Because I'm working down the Gold Coast tomorrow, I also got a day at home today but the strike day is also the deadline for a lecturing job in Theology at University of Newcastle so I've spent the greater part of the day working on my application. I hate job applications. I did so many in 2003-05 I swear it made go quite mad. Certainly that load compounded and no doubt contributed to the depression I struggled with in 2004 and that probably lasted into 2006. But this was one was not so bad, eight selection criteria to respond to.

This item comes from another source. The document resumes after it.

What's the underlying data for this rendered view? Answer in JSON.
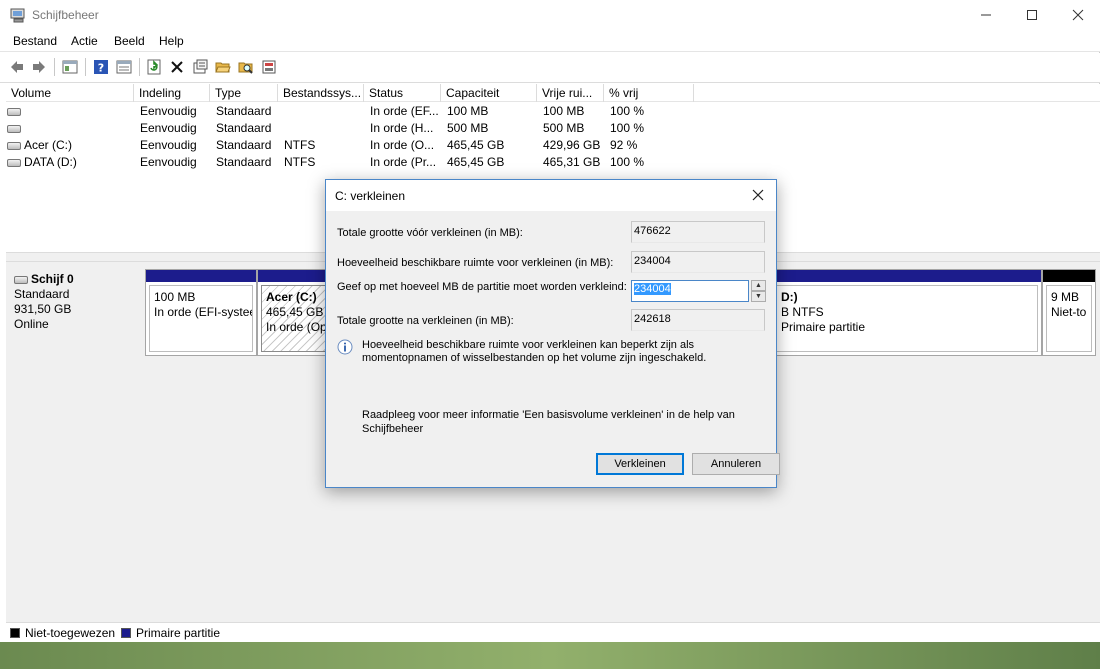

I've seen much worse - jobs at UQ are probably the worst. I applied for a lecturing job there back in 2006 with about 16-18 of the things, mostly repetitive to boot. Totally crazy and frustrating, demoralising even. A classic case of micro-management gone completely awry.
The deadline for the Newcastle job is next Wednesday, which is also strike day. But I have a few things on over the weekend including catching up with my dear friend who I haven't seen for a month. It also seems that our society, while completely discounting the private realm no doubt because it's configured as feminine, maternal, uxorial, at the same time treats workers as if they have someone in that domestic drudge role doing for them at home. No, not treats but expects that to be so. I don't have such a drudge/slave and I have some chores to do as well, the usual washing and grocery shopping and so forth.
So that's a bit of my life of late and hence my blog posts have been infrequent and sometimes quite random especially when the Full Moon is involved. My union work finishes with the strike next week and I have no major marking to do until November. So I should have a bit more time for the blog although I also have a bit writing on my plate to attend to as well. Nevertheless I hope posts will become more frequent and less manic soon.